London Theatre during the plague


Actors, writers and theatre owners always had a difficult time in Elizabethan times.

Until the coronation of England’s following monarch, James I, theatre in England was considered akin to prostitution, thievery and vagrancy. All theatres in London were required to be built outside the city walls along with brothels, prisons and lunatic asylums. Theatres were usually considered to be disreputable places, dens of iniquity, and, some thought, even the breeding ground for the plague.

Consequently, whenever the plague flared up, they were the first places to be closed.

The epidemic which began in London in the summer of 1592 was one of the longest closures. More than 14% of the population of the city died during this period.

Whenever the theatres closed, the actors as well as all those connected with the company would be faced with two options: lose all income or begin touring the small countryside towns where the plague was not as virulent. In order to sustain at least a little income, most decided to tour.

By first day of the following year, 1593, the deaths had lessened enough to allow theatres to reopen. But that did not last long. On January 21, the Privy Council prohibited any more performances as the number of deaths began to rise. This time the plague wiped out an additional ten per cent of London.
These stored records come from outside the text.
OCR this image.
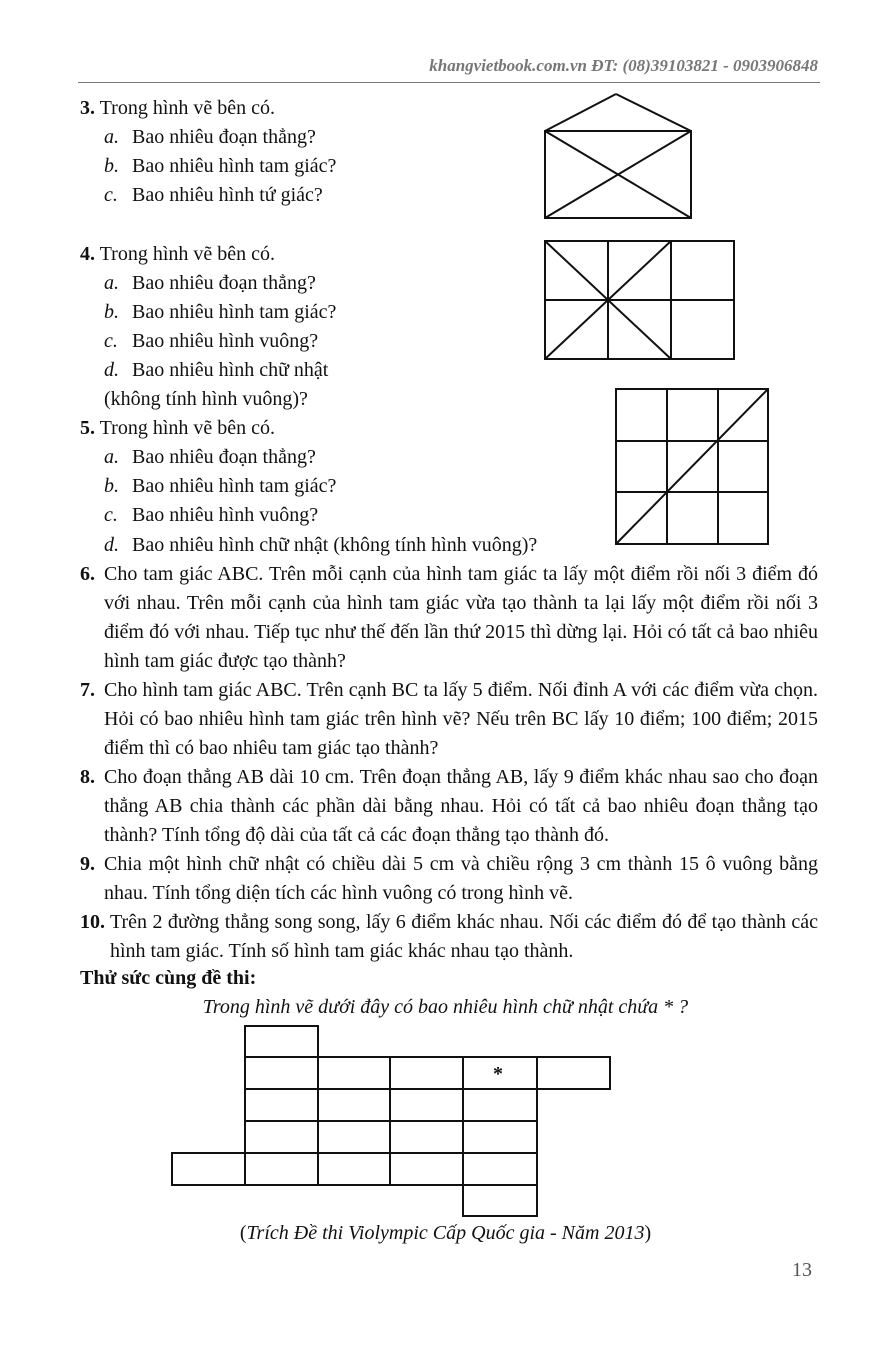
khangvietbook.com.vn ĐT: (08)39103821 - 0903906848
3. Trong hình vẽ bên có.
a. Bao nhiêu đoạn thẳng?
b. Bao nhiêu hình tam giác?
c. Bao nhiêu hình tứ giác?
4. Trong hình vẽ bên có.
a. Bao nhiêu đoạn thẳng?
b. Bao nhiêu hình tam giác?
c. Bao nhiêu hình vuông?
d. Bao nhiêu hình chữ nhật
(không tính hình vuông)?
5. Trong hình vẽ bên có.
a. Bao nhiêu đoạn thẳng?
b. Bao nhiêu hình tam giác?
c. Bao nhiêu hình vuông?
d. Bao nhiêu hình chữ nhật (không tính hình vuông)?
6. Cho tam giác ABC. Trên mỗi cạnh của hình tam giác ta lấy một điểm rồi nối 3 điểm đó với nhau. Trên mỗi cạnh của hình tam giác vừa tạo thành ta lại lấy một điểm rồi nối 3 điểm đó với nhau. Tiếp tục như thế đến lần thứ 2015 thì dừng lại. Hỏi có tất cả bao nhiêu hình tam giác được tạo thành?
7. Cho hình tam giác ABC. Trên cạnh BC ta lấy 5 điểm. Nối đỉnh A với các điểm vừa chọn. Hỏi có bao nhiêu hình tam giác trên hình vẽ? Nếu trên BC lấy 10 điểm; 100 điểm; 2015 điểm thì có bao nhiêu tam giác tạo thành?
8. Cho đoạn thẳng AB dài 10 cm. Trên đoạn thẳng AB, lấy 9 điểm khác nhau sao cho đoạn thẳng AB chia thành các phần dài bằng nhau. Hỏi có tất cả bao nhiêu đoạn thẳng tạo thành? Tính tổng độ dài của tất cả các đoạn thẳng tạo thành đó.
9. Chia một hình chữ nhật có chiều dài 5 cm và chiều rộng 3 cm thành 15 ô vuông bằng nhau. Tính tổng diện tích các hình vuông có trong hình vẽ.
10. Trên 2 đường thẳng song song, lấy 6 điểm khác nhau. Nối các điểm đó để tạo thành các hình tam giác. Tính số hình tam giác khác nhau tạo thành.
Thử sức cùng đề thi:
Trong hình vẽ dưới đây có bao nhiêu hình chữ nhật chứa * ?
*
(Trích Đề thi Violympic Cấp Quốc gia - Năm 2013)
13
During that closure, Sir Thomas Walsingham had invited Christopher Marlowe to live at Scadbury Manor, which was safely twelve miles outside the city. There is some disagreement among historians if the reason for this was companionship or avoidance of the plague. No matter the reason, Marlowe was living at Scadbury when Thomas Kyd, his former roommate, was arrested and later, when Marlowe was summoned to the Privy Council for treason.

Even after these especially severe epidemics, the plague was virtually always present and would mysteriously flare up every few years. Whenever the death toll in London reached forty, all public gatherings except for church services were banned within seven miles of the city.

Most problematic was the knowledge that the actors had no idea when the theatres would again be allowed to open.